Droit administratif général

Ville de Béziers : suspension de la délibération créant la « garde biterroise »

Mots-clefs : Référés, Déféré préfectoral, Suspension, Légalité, Garde de citoyens, Police administrative, Collaborateur occasionnel du service public

La décision de création d’une garde composée de citoyens bénévoles ayant une mission de surveillance paraît, en l’état de l’instruction, propre à créer un doute sérieux sur la légalité de cette décision.

Par une délibération du 15 décembre 2015, le conseil municipal de Béziers a décidé de la création de la « garde biterroise » en faisant appel à d’anciens policiers, gendarmes, militaires et pompiers en tant que collaborateurs occasionnels. Leur mission consiste à apporter leur aide à la collectivité, dans un contexte marqué par l'état d'urgence, et plus spécifiquement à surveiller les bâtiments publics, à déambuler sur la voie publique et à appeler les forces de police en cas de troubles à l’ordre public ou de comportements délictueux. Leur rôle ne se confond pas avec celui des forces de l'ordre mais vise, par leur action vigilante, à soulager les autorités de police en leur permettant de se concentrer sur leurs missions régaliennes. 

A la demande du préfet de l’Hérault, le juge des référés du tribunal administratif a suspendu, sur le fondement de l’article L. 554-1 du Code de justice administrative, l’exécution de cette délibération et enjoint à la commune de Béziers, de surseoir à la mise en place opérationnelle de la garde biterroise et de mettre fin à toute mesure d’information et de publicité la concernant, jusqu’à ce que le tribunal ait statué sur le déféré tendant à l’annulation de la délibération.

Dans cette décision, deux notions importantes de droit administratif sont rappelées : la notion de police administrative et celle de collaborateur occasionnel du service public.

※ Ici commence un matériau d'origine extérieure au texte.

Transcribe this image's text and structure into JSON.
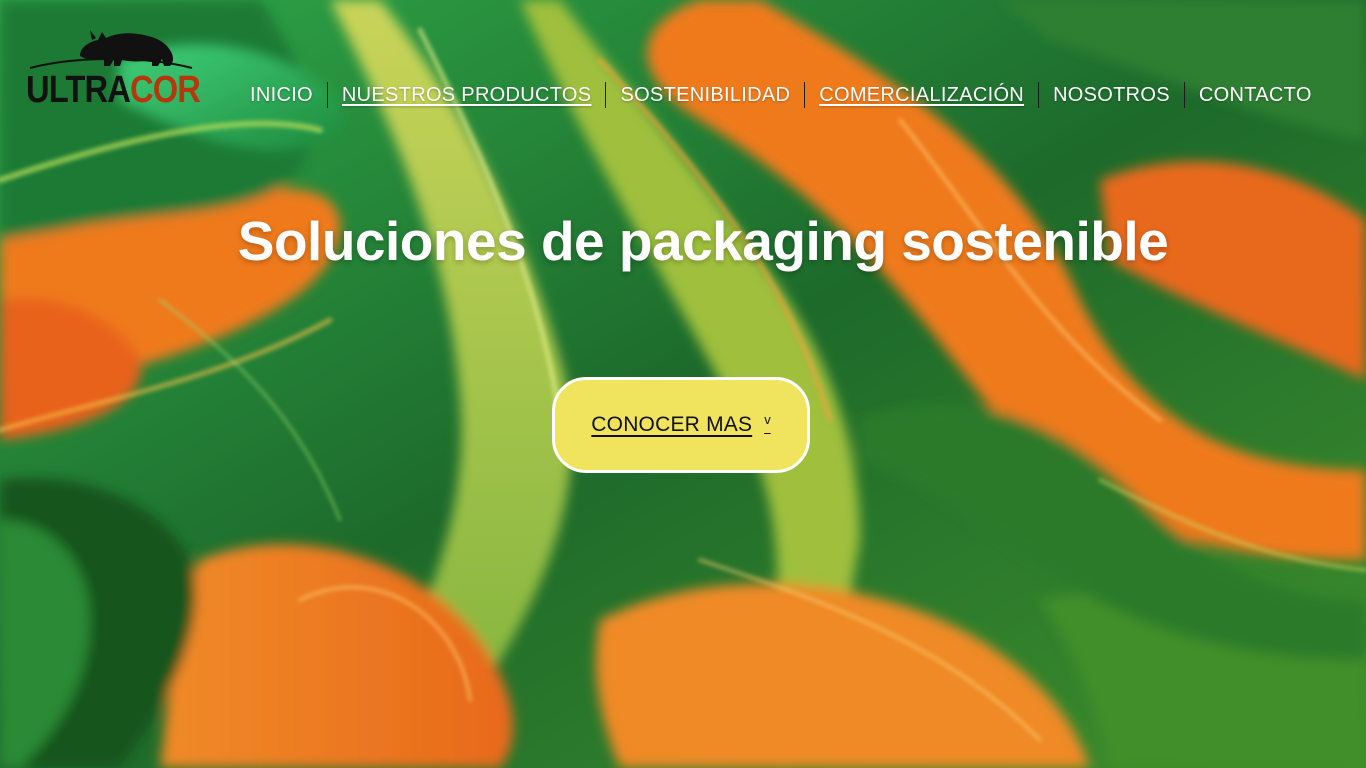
{
  "brand": {
    "logo_word_part1": "ULTRA",
    "logo_word_part2": "COR",
    "logo_icon": "rhino-icon"
  },
  "nav": {
    "items": [
      {
        "label": "INICIO",
        "underlined": false
      },
      {
        "label": "NUESTROS PRODUCTOS",
        "underlined": true
      },
      {
        "label": "SOSTENIBILIDAD",
        "underlined": false
      },
      {
        "label": "COMERCIALIZACIÓN",
        "underlined": true
      },
      {
        "label": "NOSOTROS",
        "underlined": false
      },
      {
        "label": "CONTACTO",
        "underlined": false
      }
    ]
  },
  "hero": {
    "title": "Soluciones de packaging sostenible",
    "cta_label": "CONOCER MAS",
    "cta_chevron": "v",
    "cta_icon": "chevron-down-icon"
  },
  "colors": {
    "cta_background": "#f0e35e",
    "brand_red": "#b5380d",
    "background_green": "#1f6b2a",
    "background_orange": "#ef7a1e"
  }
}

La police administrative, un service public, qui par sa nature ne peut se déléguer

Contrairement à la police judiciaire qui a un but de répression, la police administrative a pour objet de protéger l’ordre public (tranquillité, sécurité, salubrité publiques). Il convient de noter qu’une mission de police administrative peut se transformer en opération de police judiciaire. 

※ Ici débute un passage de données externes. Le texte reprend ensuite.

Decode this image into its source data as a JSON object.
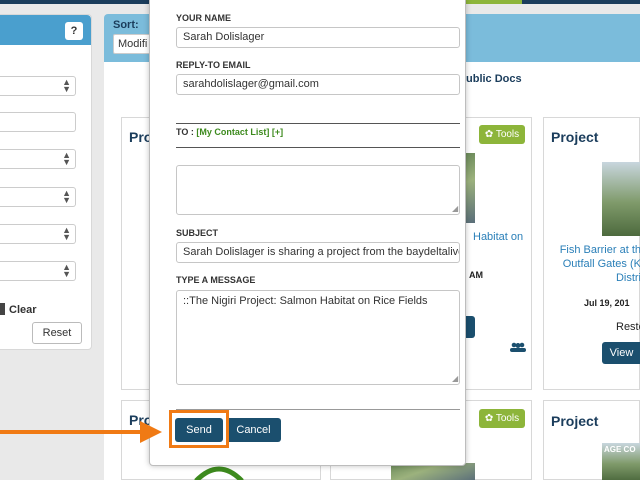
{
  "filters": {
    "help_label": "?",
    "clear_label": "Clear",
    "reset_label": "Reset"
  },
  "sort": {
    "label": "Sort:",
    "value": "Modifi"
  },
  "tabs": {
    "public_docs": "ublic Docs"
  },
  "cards": [
    {
      "title": "Pro"
    },
    {
      "title": "",
      "tools_label": "Tools",
      "project_text": "Habitat on",
      "date_fragment": "AM"
    },
    {
      "title": "Project",
      "project_text": "Fish Barrier at th Outfall Gates (K Distri",
      "date": "Jul 19, 201",
      "status": "Resto",
      "view_label": "View"
    },
    {
      "title": "Pro"
    },
    {
      "title": "",
      "tools_label": "Tools"
    },
    {
      "title": "Project",
      "caption": "AGE CO"
    }
  ],
  "modal": {
    "your_name_label": "YOUR NAME",
    "your_name_value": "Sarah Dolislager",
    "reply_label": "REPLY-TO EMAIL",
    "reply_value": "sarahdolislager@gmail.com",
    "to_prefix": "TO : ",
    "to_link": "[My Contact List]",
    "to_add": " [+]",
    "recipients_value": "",
    "subject_label": "SUBJECT",
    "subject_value": "Sarah Dolislager is sharing a project from the baydeltalive.",
    "message_label": "TYPE A MESSAGE",
    "message_value": "::The Nigiri Project: Salmon Habitat on Rice Fields",
    "send_label": "Send",
    "cancel_label": "Cancel"
  },
  "colors": {
    "highlight": "#f07a14",
    "primary_button": "#1b4f6e",
    "tools_button": "#8db53a",
    "header_blue": "#4a9fce"
  }
}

Selon l’ordonnance du juge des référés du tribunal administratif du 19 janvier 2016, en vertu de l’article L. 511-1 du Code de la sécurité intérieure et des articles L. 2212-1 et L. 2212-2 du Code général des collectivités territoriales, les missions de surveillance de bâtiments et de la voie publique d’une commune sont des missions de police administrative relevant de la police municipale et sont exercées par le maire ou par les agents de police placés sous son autorité et sous le contrôle du représentant de l’État. Il s’ensuit que le conseil municipal ne pouvait légalement confier à des particuliers ces missions de surveillance. En effet, il est interdit de déléguer des pouvoirs de police (V. par ex. : CE 17 juin 1932, Ville de Castelnaudary, n° 12045 : le service de la police rurale, par sa nature, ne saurait être confié qu'à des agents placés sous l'autorité directe de l'administration de telle sorte qu'il y a excès de pouvoir si la charge de ce service est confiée à une fédération de propriétaires privés. CE 23 mai 1958, Cts Amoudruz, n° 35737, 31976 et 32078: la commune ne peut se dégager de la responsabilité afférente à l'exercice de sa mission de police. CE 1er  avr. 1994, Cne de Menton et a., n° 144152 et 144241 : la gestion du stationnement payant sur la voie publique peut être déléguée à une société privée mais non l'exercice de prérogatives telles que la constatation des infractions au stationnement payant. CE 29 déc. 1997, Cne d'Ostricourt, n° 170606 : des tâches de surveillance et de gardiennage des immeubles municipaux et du mobilier urbain peuvent être confiées à une entreprise spécialisée, sur le fondement des articles 1er et 3 la loi du 12 juill. 1983 régissant cette activité, (V. désormais CSI, L. 611-1 et L. 613-1), mais non des tâches de surveillance de la voie publique. Par ailleurs, le juge des référés soutient qu’en l’espèce ne sont ni établies, ni invoquées les circonstances exceptionnelles. Ainsi, « le conseil municipal d’une commune qui, en vertu de l’article L. 2121-29 du Code général des collectivités territoriales règle par ses délibérations les affaires de la commune, ne tient d’aucune dispositions législatives ou réglementaires actuellement en vigueur la compétence pour créer, de sa propre initiative et pour une durée non déterminée » un service de garde comme celui mentionné dans la délibération du 23 décembre 2015 de la commune de Béziers.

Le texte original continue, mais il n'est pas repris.